Viver é contar mentiras
Esta frase me ocorreu agora, em busca de uma abertura para esta crônica. Não há vivente que não espalhe pequenas inverdades desde que acorda. Não falo das mentironas de candidatos, aquelas invenções elaboradas com o propósito de enganar o pobre do eleitor. Mentiras que ressaltam qualidades inexistentes ou aumentam defeitos dos adversários. Estou falando daquelas pequenas mentirinhas que ajudam a convivência, uma espécie de código preestabelecido que tem como subleitura o propósito de não desagradar. “Não vou jantar na sua casa hoje porque acho a comida de sua mulher intragável”. Essa é a verdade que explica o declinar de um convite para uma reunião entre amigos. Ninguém diria isso, pelo menos entre os mais civilizados. “Que pena, logo hoje que prometi cuidar dos meus netos para que os pais possam ir a um compromisso!” É uma mentira, mas também significa o respeito que você tem por quem fez o convite. Uma mentira-homenagem, que pode ser entendida como “eu gosto de você, por isso minto”.
“Você está mais magro” é uma saudação que não custa nada para quem fala, mas é ouro puro para quem ouve. Tenho uma amiga querida que fala que vai para o céu sem nenhuma intermediação porque propiciou durante a vida alguns momentos de imensa felicidade a muita gente. Dirão os fesceninos que se trata de capricho nas lides do amor. Pois não é. E, como diria ela, é logo de saída uma singela observação. Afirma que a primeira vez que sai com um namorado, ao início das lides amorosas, ela, quando é apresentada à instrumentação do parceiro, diz, assustada: “nooossa, que coisa grande!” Segundo a própria, é o primeiro clímax que proporciona. E afirma que jamais foi desmentida. “Ficou maluca? Não conhece pênis, minha filha? Estou dentro da média de minha etnia” seria a resposta de quem exige a verdade absoluta como ingrediente fundamental em relacionamentos sadios. Nesse e em muitos outros casos, a verdade broxa, se me permitem a palavra fescenina.

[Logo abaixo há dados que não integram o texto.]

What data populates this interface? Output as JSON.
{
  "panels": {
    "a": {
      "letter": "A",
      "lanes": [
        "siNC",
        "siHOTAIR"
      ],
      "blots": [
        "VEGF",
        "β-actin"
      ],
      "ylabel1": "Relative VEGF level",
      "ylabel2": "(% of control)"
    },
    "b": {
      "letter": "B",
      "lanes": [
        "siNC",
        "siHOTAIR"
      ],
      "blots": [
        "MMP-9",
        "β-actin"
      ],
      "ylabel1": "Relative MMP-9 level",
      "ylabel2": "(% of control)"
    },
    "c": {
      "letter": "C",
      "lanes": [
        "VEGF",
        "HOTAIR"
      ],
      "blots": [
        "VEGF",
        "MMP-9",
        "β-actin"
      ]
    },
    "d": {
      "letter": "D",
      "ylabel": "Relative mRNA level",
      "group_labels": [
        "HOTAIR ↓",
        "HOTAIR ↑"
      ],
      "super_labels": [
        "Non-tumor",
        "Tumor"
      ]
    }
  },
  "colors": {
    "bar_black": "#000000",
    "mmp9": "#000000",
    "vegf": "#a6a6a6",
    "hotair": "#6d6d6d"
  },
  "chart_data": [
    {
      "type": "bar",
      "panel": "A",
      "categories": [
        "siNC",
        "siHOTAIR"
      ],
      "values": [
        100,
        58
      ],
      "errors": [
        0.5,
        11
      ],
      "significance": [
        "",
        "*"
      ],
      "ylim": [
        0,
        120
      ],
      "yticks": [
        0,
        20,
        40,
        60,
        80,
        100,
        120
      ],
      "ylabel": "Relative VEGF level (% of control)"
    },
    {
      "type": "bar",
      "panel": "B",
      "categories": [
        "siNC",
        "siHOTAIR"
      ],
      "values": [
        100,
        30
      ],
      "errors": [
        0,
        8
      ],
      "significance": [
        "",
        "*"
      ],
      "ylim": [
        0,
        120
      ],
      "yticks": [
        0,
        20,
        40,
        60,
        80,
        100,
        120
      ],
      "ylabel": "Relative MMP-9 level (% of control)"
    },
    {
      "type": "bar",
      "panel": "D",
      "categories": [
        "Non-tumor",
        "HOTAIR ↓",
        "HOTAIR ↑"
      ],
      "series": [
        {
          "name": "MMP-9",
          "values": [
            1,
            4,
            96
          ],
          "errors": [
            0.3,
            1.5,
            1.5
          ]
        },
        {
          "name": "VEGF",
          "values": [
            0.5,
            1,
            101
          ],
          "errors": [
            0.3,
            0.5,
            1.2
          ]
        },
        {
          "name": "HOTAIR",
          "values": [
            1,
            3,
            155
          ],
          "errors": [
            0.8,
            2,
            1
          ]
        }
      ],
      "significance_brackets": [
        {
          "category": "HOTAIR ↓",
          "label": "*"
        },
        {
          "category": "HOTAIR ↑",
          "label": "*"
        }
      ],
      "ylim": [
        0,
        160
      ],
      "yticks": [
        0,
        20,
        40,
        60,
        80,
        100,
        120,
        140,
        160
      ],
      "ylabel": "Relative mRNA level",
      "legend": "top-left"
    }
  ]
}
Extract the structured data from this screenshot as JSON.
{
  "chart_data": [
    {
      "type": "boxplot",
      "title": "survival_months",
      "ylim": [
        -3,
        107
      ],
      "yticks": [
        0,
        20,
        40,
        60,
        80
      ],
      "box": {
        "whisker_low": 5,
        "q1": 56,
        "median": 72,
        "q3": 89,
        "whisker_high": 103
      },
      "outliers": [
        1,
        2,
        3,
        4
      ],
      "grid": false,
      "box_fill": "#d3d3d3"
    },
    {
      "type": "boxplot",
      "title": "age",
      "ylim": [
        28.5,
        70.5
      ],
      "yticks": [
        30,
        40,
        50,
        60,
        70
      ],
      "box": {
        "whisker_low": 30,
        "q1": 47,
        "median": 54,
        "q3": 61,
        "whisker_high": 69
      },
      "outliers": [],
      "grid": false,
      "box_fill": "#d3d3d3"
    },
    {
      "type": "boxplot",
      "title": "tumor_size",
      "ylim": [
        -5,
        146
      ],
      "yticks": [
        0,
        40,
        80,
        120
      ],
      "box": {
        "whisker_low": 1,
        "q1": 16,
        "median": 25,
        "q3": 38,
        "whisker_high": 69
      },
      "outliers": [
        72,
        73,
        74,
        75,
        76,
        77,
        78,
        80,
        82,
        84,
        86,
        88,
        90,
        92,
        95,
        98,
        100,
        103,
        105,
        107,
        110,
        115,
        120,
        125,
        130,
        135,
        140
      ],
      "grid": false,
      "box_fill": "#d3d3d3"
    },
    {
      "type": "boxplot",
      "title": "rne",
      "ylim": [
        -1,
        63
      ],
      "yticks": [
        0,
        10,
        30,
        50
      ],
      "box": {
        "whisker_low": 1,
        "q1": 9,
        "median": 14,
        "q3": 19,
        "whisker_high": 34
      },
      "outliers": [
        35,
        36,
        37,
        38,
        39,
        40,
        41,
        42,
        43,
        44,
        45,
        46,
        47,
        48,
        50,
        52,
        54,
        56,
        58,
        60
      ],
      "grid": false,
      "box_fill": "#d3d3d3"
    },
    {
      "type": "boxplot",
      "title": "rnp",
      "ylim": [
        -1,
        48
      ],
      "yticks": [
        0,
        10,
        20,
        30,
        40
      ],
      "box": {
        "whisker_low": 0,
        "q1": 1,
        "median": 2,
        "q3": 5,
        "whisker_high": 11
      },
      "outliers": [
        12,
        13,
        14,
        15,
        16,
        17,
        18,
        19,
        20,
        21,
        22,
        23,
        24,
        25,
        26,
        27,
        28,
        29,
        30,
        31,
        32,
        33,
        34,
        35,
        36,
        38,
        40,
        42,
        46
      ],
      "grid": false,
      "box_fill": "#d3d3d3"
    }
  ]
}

Pregamos às dezenas essas petas ao longo de um único dia. São pétalas de delicadezas que soltamos como quem semeia. “Seu penteado está lindo!”, “muito bom seu artigo no jornal hoje”, “estava ótimo seu programa ontem…” Longe de ser hipocrisias, são pequenas declarações de amor. Não conheço ninguém que se sinta agradecido com a observação tipo: “você falou demais” ou “mais um artigo que não fede nem cheira”. Essa sinceridade não é útil, não colabora com nada, não estimula coisa alguma. E tem outra beleza oculta nessas pequeninas gotas de bondade que espalhamos. Elas têm o poder mágico de contribuir para que o mundo pareça melhor. Qual a vantagem de dizer para os papais e mamães que o desenho do prodigioso filho ou da prendada filha de 4 aninhos é exatamente igual ao desenho de milhões de crianças dessa idade ao redor do mundo? Digo isso porque um dia um filho da puta fez essa observação diante da obra de arte criada por minha filha no jardim de infância. Faz 32 anos e não me esqueci até hoje. O pior é que atualmente ele critica com o mesmo fervor os desenhos dos netos dele, provando que é um tremendo mau-caráter, indigno de viver em sociedade.
Não fosse o fato de que seus netinhos não têm nada a ver com a estupidez do avô, eu diria que ele tem razão quanto ao valor artístico da obra das crianças dele. Não chegam aos pés da qualidade da produção de minha filha e agora de minhas netas. Mudando um pouco de assunto, a pandemia que nos obriga a viver isolados tem uma grande vantagem. Nos livra de encontrar candidatos a cargos eletivos. Aqueles velhos e queridos amigos íntimos que vimos uma ou duas vezes na vida, que às vésperas de eleição ficam comovidos a ponto de verter lágrimas ao nos encontrar. “Querido – me disse um deles numa festa – falei muito de você ontem com minha mulher!”. Diz Silvana, a minha mulher, que eu teria respondido: “Puta falta de assunto”. Não me lembro desse episódio, devia ter bebido, mas depois que passaram as eleições e o tal fulano não foi eleito, ele já não estava tão íntimo. Ficou nos obas e olás protocolares. Atribue-se a Sergio Cabral pai uma resposta genial para alguém que o encontrou num evento e cheio de intimidade perguntou: “E aí, Sergio Cabral, seu veado, quais são as novidades?” E Sergio teria respondido: “Novidade mesmo só a nossa amizade!”